Before he enrolled at the Christopher Place Employment Academy, Charles Cole battled alcohol use disorder and was on probation for driving under the influence. Now, Cole is gainfully employed as a floor technician at Johns Hopkins Bayview Medical Center.
Christopher Place, a program funded by Catholic Charities of Baltimore, is a residential facility for men who want to make positive life changes. Many are homeless. Many also have substance use disorder, or are returning to the workforce after being in prison. While at Christopher Place, they learn critical job readiness, and interpersonal and independent living skills.
“I needed a place to sit and think through my issues,” says Cole. “As a man, you really want to have your own and be able to support yourself. You can stay at Christopher Place until you get yourself together. They start you over from scratch. You learn to focus on the little things so you can take really big steps to become self-sufficient.”
The program, which works with organizations like Johns Hopkins Medicine, has three phases. In the first phase, men who want a second chance settle into the program and spend 30 days without cellphones or media and another 30 days without off-grounds visits. A variety of classes in the second phase prepares them for the working world. The classes cover topics such as basic workplace etiquette, time management, critical thinking, healthy cooking, financial literacy and computer training. The participants also do mock interviews and spruce up their resumes. In the third phase, known as the working man phase, the participants are tasked with finding a job within 30 days. They work closely with a job placement specialist to obtain employment that pays at least $12 per hour. They are asked to save 20% of their paychecks so they can prepare to strike out on their own.
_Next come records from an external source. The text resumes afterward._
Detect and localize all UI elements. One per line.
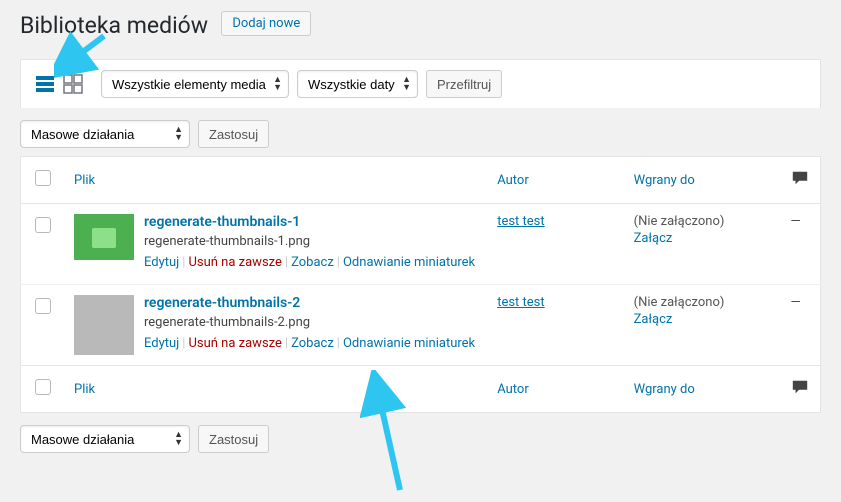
delete-link[interactable]: Usuń na zawsze bbox=[188, 255, 281, 270]
not-attached-label: (Nie załączono) bbox=[634, 295, 725, 310]
comments-cell: — bbox=[791, 295, 801, 310]
date-filter[interactable]: Wszystkie daty bbox=[297, 70, 418, 98]
page-title: Biblioteka mediów bbox=[20, 12, 208, 39]
bulk-action-select[interactable]: Masowe działania bbox=[20, 120, 190, 148]
col-author-header[interactable]: Autor bbox=[497, 382, 529, 397]
thumbnail-icon[interactable] bbox=[74, 214, 134, 274]
comments-cell: — bbox=[791, 214, 801, 229]
delete-link[interactable]: Usuń na zawsze bbox=[188, 336, 281, 351]
file-name-label: regenerate-thumbnails-1.png bbox=[144, 234, 477, 249]
regenerate-link[interactable]: Odnawianie miniaturek bbox=[343, 336, 475, 351]
thumbnail-icon[interactable] bbox=[74, 295, 134, 355]
grid-view-icon[interactable] bbox=[59, 70, 87, 98]
filter-bar: Wszystkie elementy media ▲▼ Wszystkie da… bbox=[20, 59, 821, 108]
comments-icon bbox=[791, 378, 809, 396]
not-attached-label: (Nie załączono) bbox=[634, 214, 725, 229]
comments-icon bbox=[791, 169, 809, 187]
media-type-filter[interactable]: Wszystkie elementy media bbox=[101, 70, 289, 98]
select-all-checkbox-bottom[interactable] bbox=[35, 379, 51, 395]
bulk-action-select-bottom[interactable]: Masowe działania bbox=[20, 425, 190, 453]
row-checkbox[interactable] bbox=[35, 298, 51, 314]
table-row: regenerate-thumbnails-1 regenerate-thumb… bbox=[21, 204, 821, 285]
bulk-actions-bottom: Masowe działania ▲▼ Zastosuj bbox=[20, 425, 821, 453]
author-link[interactable]: test test bbox=[497, 295, 544, 310]
col-file-header[interactable]: Plik bbox=[74, 382, 95, 397]
col-author-header[interactable]: Autor bbox=[497, 173, 529, 188]
attach-link[interactable]: Załącz bbox=[634, 231, 771, 246]
view-link[interactable]: Zobacz bbox=[291, 255, 334, 270]
media-table: Plik Autor Wgrany do regenerate-thumbnai… bbox=[20, 156, 821, 413]
edit-link[interactable]: Edytuj bbox=[144, 255, 179, 270]
col-file-header[interactable]: Plik bbox=[74, 173, 95, 188]
row-actions: Edytuj|Usuń na zawsze|Zobacz|Odnawianie … bbox=[144, 336, 477, 351]
table-row: regenerate-thumbnails-2 regenerate-thumb… bbox=[21, 285, 821, 366]
list-view-icon[interactable] bbox=[31, 70, 59, 98]
author-link[interactable]: test test bbox=[497, 214, 544, 229]
file-name-label: regenerate-thumbnails-2.png bbox=[144, 315, 477, 330]
file-title-link[interactable]: regenerate-thumbnails-2 bbox=[144, 295, 477, 311]
col-uploaded-header[interactable]: Wgrany do bbox=[634, 382, 695, 397]
regenerate-link[interactable]: Odnawianie miniaturek bbox=[343, 255, 475, 270]
bulk-actions-top: Masowe działania ▲▼ Zastosuj bbox=[20, 120, 821, 148]
bulk-apply-button[interactable]: Zastosuj bbox=[198, 120, 269, 148]
bulk-apply-button-bottom[interactable]: Zastosuj bbox=[198, 425, 269, 453]
add-new-button[interactable]: Dodaj nowe bbox=[221, 11, 311, 36]
row-checkbox[interactable] bbox=[35, 217, 51, 233]
filter-button[interactable]: Przefiltruj bbox=[426, 70, 502, 98]
attach-link[interactable]: Załącz bbox=[634, 312, 771, 327]
edit-link[interactable]: Edytuj bbox=[144, 336, 179, 351]
select-all-checkbox[interactable] bbox=[35, 170, 51, 186]
row-actions: Edytuj|Usuń na zawsze|Zobacz|Odnawianie … bbox=[144, 255, 477, 270]
file-title-link[interactable]: regenerate-thumbnails-1 bbox=[144, 214, 477, 230]
view-link[interactable]: Zobacz bbox=[291, 336, 334, 351]
col-uploaded-header[interactable]: Wgrany do bbox=[634, 173, 695, 188]
view-toggle bbox=[31, 70, 87, 98]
Nicole Williams, Christopher Place program director, says the program includes case management services, addictions counseling and support from a behavioral health team. During the second phase, job placement specialist Chanelle Elliot-Stevenson builds relationships with the men.
“I meet with them several times a week and get to know what their hurdles are,” Elliot-Stevenson says. “I match up the information they give me with different opportunities that we have. Places like Johns Hopkins Medicine are background friendly, so we work together often.”
If they’re successful in the second phase, the participants attend a three-day retreat to relax and take in everything they’ve done over the previous six months.
“They get their hearts and minds ready for the working man phase,” says Williams. “We have a capstone ceremony to recognize their accomplishments, and then they go out to look for jobs. This is their opportunity to get back into society and be successful.”
Mone't Horton, a career coach in the Department of Human Resources’ Office of Strategic Workforce Planning and Development at Johns Hopkins Medicine, says working with community-based organizations like Christopher Place is a joy and an honor. Many Christopher Place graduates enroll in Johns Hopkins’ Transitional Employment Partnership Program for on-the-job training.
“It’s an opportunity for candidates to come in and work in positions they could be hired into,” says Horton. “It’s a great opportunity for candidates with a background, and those who are reentering the workforce or have minimal to no work experience. We lean on Christopher Place to make sure they are vetting the candidate. They are great partners and they make sure that applicants understand the expectations of Johns Hopkins. The majority of Christopher Place candidates show up prepared and ready for the job.”
An example, Horton says, is Christopher Place graduate Hadi Sadeghiasl, who also participated in the Transitional Employment Partnership Program.
“Hadi hit the ground running,” says Horton. “He came in with an open mind and showed us his work ethic. He was able to secure full-time employment with us and he’s doing phenomenal things for Hopkins.”
Sadeghiasl, who is employed at The Johns Hopkins Hospital as a floor technician, says Christopher Place helped him turn his life around.
“I didn’t have a plan for life and I was always asking friends and family to borrow money,” he says. “When I found out what kind of help Christopher Place has, I knew it was what I had been looking for my whole life. They showed me how to live without drugs and alcohol and be happy.”
Christopher Place also taught Sadeghiasl how to save money and how to pay bills on time. The employment academy helped him get a green card too, and thanks to Christopher Place, Sadeghiasl was able to participate in the Johns Hopkins Live Near Your Work program and buy his first home.
“I’m happy, I’m healthy, I have a job, I have good savings,” he says. “I just became a homeowner and I own all the things in my house. I’m no longer broke.”
Yariela Kerr-Donovan, Johns Hopkins senior director of the Office of Strategic Workforce Planning and Development, says she feels blessed to work at an organization that plays a part in success stories like Cole’s and Sadeghiasl’s.
“Hopkins has a commitment to our communities. You look around at who is in your community and find ways to reach them,” she says. “Returning citizens are a reality of the members of our community. There’s a lot of talent in this community, and we want to engage talented people. We recognize folks might have made some mistakes, but we also recognize that people grow and evolve.”
“We might open the door, but they’re doing the work and they’re demonstrating the skills,” Kerr-Donovan adds. “These individuals are fighting against the odds to survive and thrive. Any way we can play a part in helping that along is exactly what Hopkins should be doing.”